Uninvited, the neighbour and her mother plumped themselves down on the curtain, ritually threw down the pouch of smuggled tobacco, and got rolling with yellow fingers. The two women seemed wary of me, uncertain of whether they had the right to speak to me, or whether I was capable of speech, and they scrupulously directed their chat towards my boy’s partner. Occasionally they’d yell at one or other of the boys, threatening to ‘tan’ their ‘arse’ for some unbelievably trivial offence, such as retrieving a squashed football from under a car, or looking over a fence. ‘Car! Car!’ they yelled at the boys as a car came around the corner.

To my surprise and embarrassment, one of the boys came over to my chair, pushed his way between my legs and laid on me, a gesture of mental exhaustion or desperation rather than affection. ‘Get off him! Get off him, you weirdo!’ yelled his mother. They didn’t get to see many men, she shyly explained, and they sometimes overreact when they do see one. The lad clung on tenaciously, and I had to shove him off with as much loving kindness as possible.

‘Car! Car!’ yelled her mother again at the other boy, who was in no danger at all from a slowly approaching Citroën Berlingo. It stopped at the kerb beside us, then rocked violently sideways, once, as the driver got out. If it was a man her boys were looking for, here now was a vastly more masculine-looking one. There was far more of him for a start. White shirt, black trousers, snakeskin belt and built like the proverbial. Well over six-feet tall, I’d say; the top half over a yard wide. Shaved head, not much neck. Assuming I lived there, he formally extended a shovel-like hand and gave a name that I recognised as my boy’s partner’s name. ‘That’s me,’ she said. The visitor said his name was Keith and he was a bailiff.

The neighbour and her mother looked up at him slack-jawed with admiration. Not so my boy’s partner for whom dealing with door-to-door debt collectors of every size, gender and level of commitment is second nature. ‘Oh, yes?’ she said. He said he’d come to recover unpaid council tax dating back to 2004. ‘You’ll be lucky, Keith,’ she said, utterly unembarrassed. ‘How much?’

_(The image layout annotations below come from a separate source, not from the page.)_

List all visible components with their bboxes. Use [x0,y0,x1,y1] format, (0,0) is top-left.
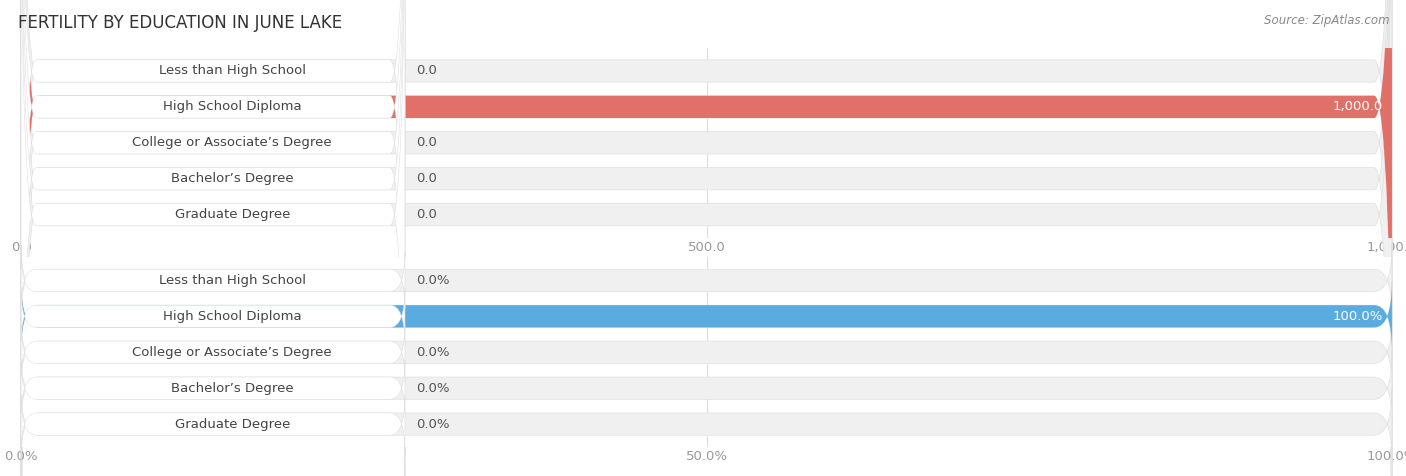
FancyBboxPatch shape [21,0,405,476]
Text: 0.0: 0.0 [416,64,437,78]
FancyBboxPatch shape [21,317,1392,388]
Text: 0.0: 0.0 [416,172,437,185]
Text: College or Associate’s Degree: College or Associate’s Degree [132,346,332,359]
Text: Graduate Degree: Graduate Degree [174,208,290,221]
FancyBboxPatch shape [21,0,405,476]
FancyBboxPatch shape [21,281,1392,352]
Text: 1,000.0: 1,000.0 [1333,100,1384,113]
FancyBboxPatch shape [21,0,1392,476]
FancyBboxPatch shape [21,0,1392,476]
Text: Bachelor’s Degree: Bachelor’s Degree [172,382,294,395]
FancyBboxPatch shape [21,281,1392,352]
FancyBboxPatch shape [21,0,405,455]
Text: Bachelor’s Degree: Bachelor’s Degree [172,172,294,185]
Text: Less than High School: Less than High School [159,64,305,78]
FancyBboxPatch shape [21,324,405,381]
Text: Less than High School: Less than High School [159,274,305,287]
Text: 0.0%: 0.0% [416,346,450,359]
Text: 0.0: 0.0 [416,208,437,221]
Text: 0.0%: 0.0% [416,274,450,287]
FancyBboxPatch shape [21,288,405,345]
FancyBboxPatch shape [21,388,1392,460]
Text: High School Diploma: High School Diploma [163,100,301,113]
FancyBboxPatch shape [21,0,1392,476]
FancyBboxPatch shape [21,396,405,453]
FancyBboxPatch shape [21,0,1392,476]
Text: 0.0%: 0.0% [416,417,450,431]
Text: Graduate Degree: Graduate Degree [174,417,290,431]
FancyBboxPatch shape [21,0,1392,476]
Text: 0.0: 0.0 [416,136,437,149]
Text: FERTILITY BY EDUCATION IN JUNE LAKE: FERTILITY BY EDUCATION IN JUNE LAKE [18,14,343,32]
FancyBboxPatch shape [21,252,405,309]
Text: Source: ZipAtlas.com: Source: ZipAtlas.com [1264,14,1389,27]
Text: High School Diploma: High School Diploma [163,310,301,323]
FancyBboxPatch shape [21,0,405,476]
FancyBboxPatch shape [21,0,1392,476]
Text: College or Associate’s Degree: College or Associate’s Degree [132,136,332,149]
FancyBboxPatch shape [21,360,405,416]
Text: 0.0%: 0.0% [416,382,450,395]
FancyBboxPatch shape [21,245,1392,316]
Text: 100.0%: 100.0% [1333,310,1384,323]
FancyBboxPatch shape [21,0,405,476]
FancyBboxPatch shape [21,353,1392,424]
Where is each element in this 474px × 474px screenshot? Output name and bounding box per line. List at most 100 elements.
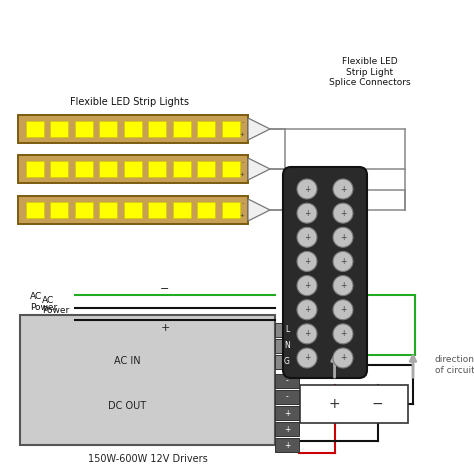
Text: +: + (240, 132, 245, 137)
Circle shape (333, 324, 353, 344)
Text: ·: · (241, 120, 243, 127)
Bar (75, 121, 93, 137)
Bar (75, 202, 93, 218)
Bar (300, 385, 408, 423)
Text: AC
Power: AC Power (42, 296, 69, 315)
Text: -: - (286, 392, 288, 401)
Circle shape (333, 275, 353, 296)
Bar (275, 406, 299, 420)
Bar (26, 202, 44, 218)
Bar (222, 161, 240, 177)
Bar (222, 202, 240, 218)
Bar (148, 121, 166, 137)
Bar (173, 202, 191, 218)
Text: +: + (304, 305, 310, 314)
Circle shape (297, 324, 317, 344)
Text: ·: · (241, 201, 243, 208)
Bar (100, 121, 118, 137)
Text: +: + (340, 209, 346, 218)
Text: +: + (304, 233, 310, 242)
Bar (222, 121, 240, 137)
Bar (51, 202, 69, 218)
Bar (275, 355, 299, 369)
Bar (100, 202, 118, 218)
Text: +: + (329, 397, 340, 411)
Bar (124, 161, 142, 177)
Text: +: + (340, 329, 346, 338)
Bar (51, 161, 69, 177)
Text: L: L (285, 326, 289, 335)
Text: +: + (304, 354, 310, 363)
Circle shape (333, 300, 353, 320)
Circle shape (333, 203, 353, 223)
Text: +: + (340, 305, 346, 314)
Text: AC
Power: AC Power (30, 292, 57, 312)
Text: +: + (304, 281, 310, 290)
Bar (18, 155, 248, 183)
Circle shape (297, 348, 317, 368)
Text: +: + (240, 213, 245, 218)
Bar (26, 121, 44, 137)
Circle shape (297, 251, 317, 272)
Bar (100, 161, 118, 177)
Bar (148, 202, 166, 218)
Bar (18, 115, 248, 143)
Bar (275, 339, 299, 353)
Bar (124, 121, 142, 137)
Circle shape (333, 228, 353, 247)
Text: +: + (240, 172, 245, 177)
Bar (275, 422, 299, 436)
Polygon shape (248, 199, 270, 221)
Bar (275, 374, 299, 388)
Text: +: + (304, 209, 310, 218)
Text: +: + (340, 281, 346, 290)
Text: Flexible LED Strip Lights: Flexible LED Strip Lights (71, 97, 190, 107)
Bar (51, 121, 69, 137)
Text: Flexible LED
Strip Light
Splice Connectors: Flexible LED Strip Light Splice Connecto… (329, 57, 411, 87)
Bar (275, 390, 299, 404)
Text: DC OUT: DC OUT (108, 401, 146, 411)
Polygon shape (248, 158, 270, 180)
Text: +: + (340, 233, 346, 242)
Text: +: + (160, 323, 170, 333)
Circle shape (297, 300, 317, 320)
Text: −: − (372, 397, 383, 411)
Bar (75, 161, 93, 177)
Text: +: + (284, 440, 290, 449)
Text: direction
of circuit: direction of circuit (435, 356, 474, 375)
Text: +: + (284, 425, 290, 434)
Text: ·: · (241, 160, 243, 166)
Text: +: + (284, 409, 290, 418)
Text: 150W-600W 12V Drivers: 150W-600W 12V Drivers (88, 454, 207, 464)
Circle shape (297, 203, 317, 223)
Text: +: + (340, 257, 346, 266)
Bar (124, 202, 142, 218)
Bar (20, 315, 275, 445)
Text: +: + (340, 184, 346, 193)
Bar (198, 161, 216, 177)
Bar (148, 161, 166, 177)
Circle shape (297, 179, 317, 199)
Text: AC IN: AC IN (114, 356, 140, 365)
Circle shape (297, 275, 317, 296)
Circle shape (333, 179, 353, 199)
Text: −: − (160, 284, 170, 294)
Text: +: + (304, 184, 310, 193)
Bar (173, 121, 191, 137)
Text: N: N (284, 341, 290, 350)
Bar (198, 121, 216, 137)
Bar (275, 323, 299, 337)
Text: G: G (284, 357, 290, 366)
Circle shape (333, 251, 353, 272)
Circle shape (297, 228, 317, 247)
Bar (173, 161, 191, 177)
Bar (275, 438, 299, 452)
FancyBboxPatch shape (283, 167, 367, 378)
Text: -: - (286, 376, 288, 385)
Bar (26, 161, 44, 177)
Text: +: + (340, 354, 346, 363)
Text: +: + (304, 329, 310, 338)
Bar (198, 202, 216, 218)
Polygon shape (248, 118, 270, 140)
Text: +: + (304, 257, 310, 266)
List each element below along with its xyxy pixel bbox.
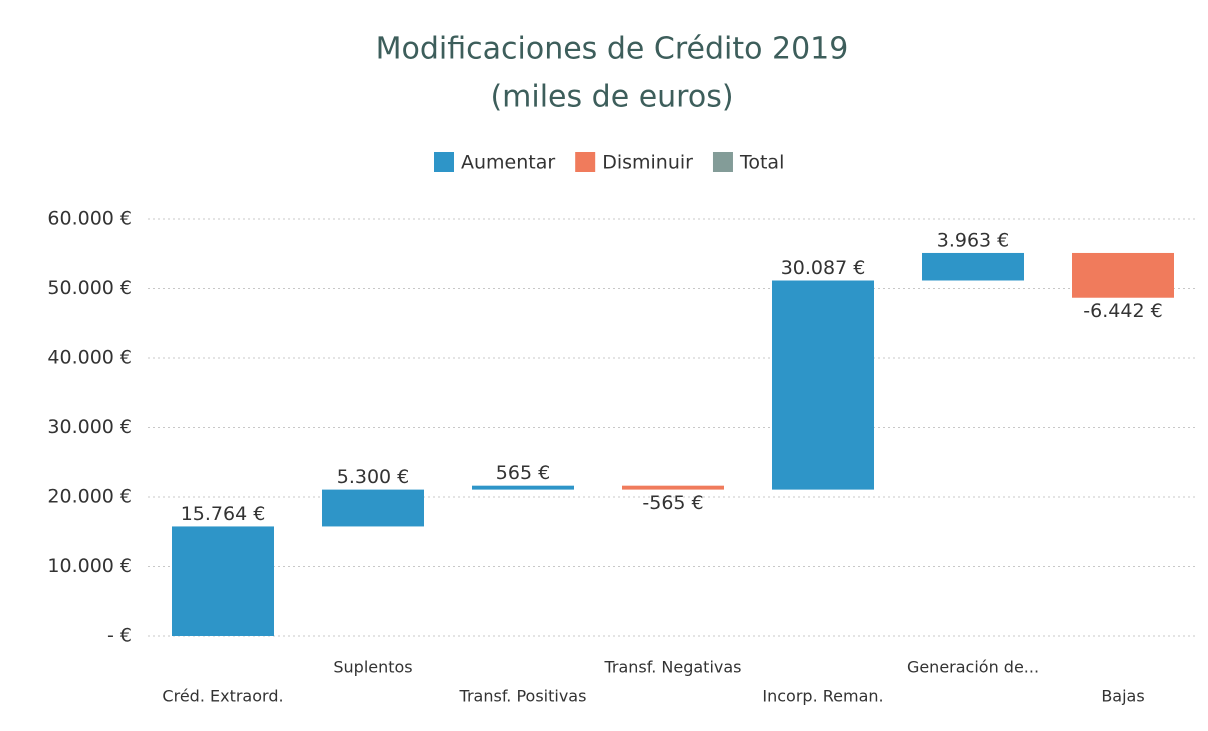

Keith was unembarrassed also. Keith didn’t do fear or embarrassment, you could tell that straight away. They were a good match. He consulted his piece of paper. Keith did surprise, though. ‘Two hundred and four pounds,’ he said, doing a comedy version of scratching his head. ‘They don’t usually send me this far for a couple of hundred quid. And what’s your name?’ he said kindly to the small boy who was grimly cuddling one of his legs as though he were hanging on to the trunk of an oak tree. ‘Get off him, you bloody weirdo!’ chorused the neighbour and her mother.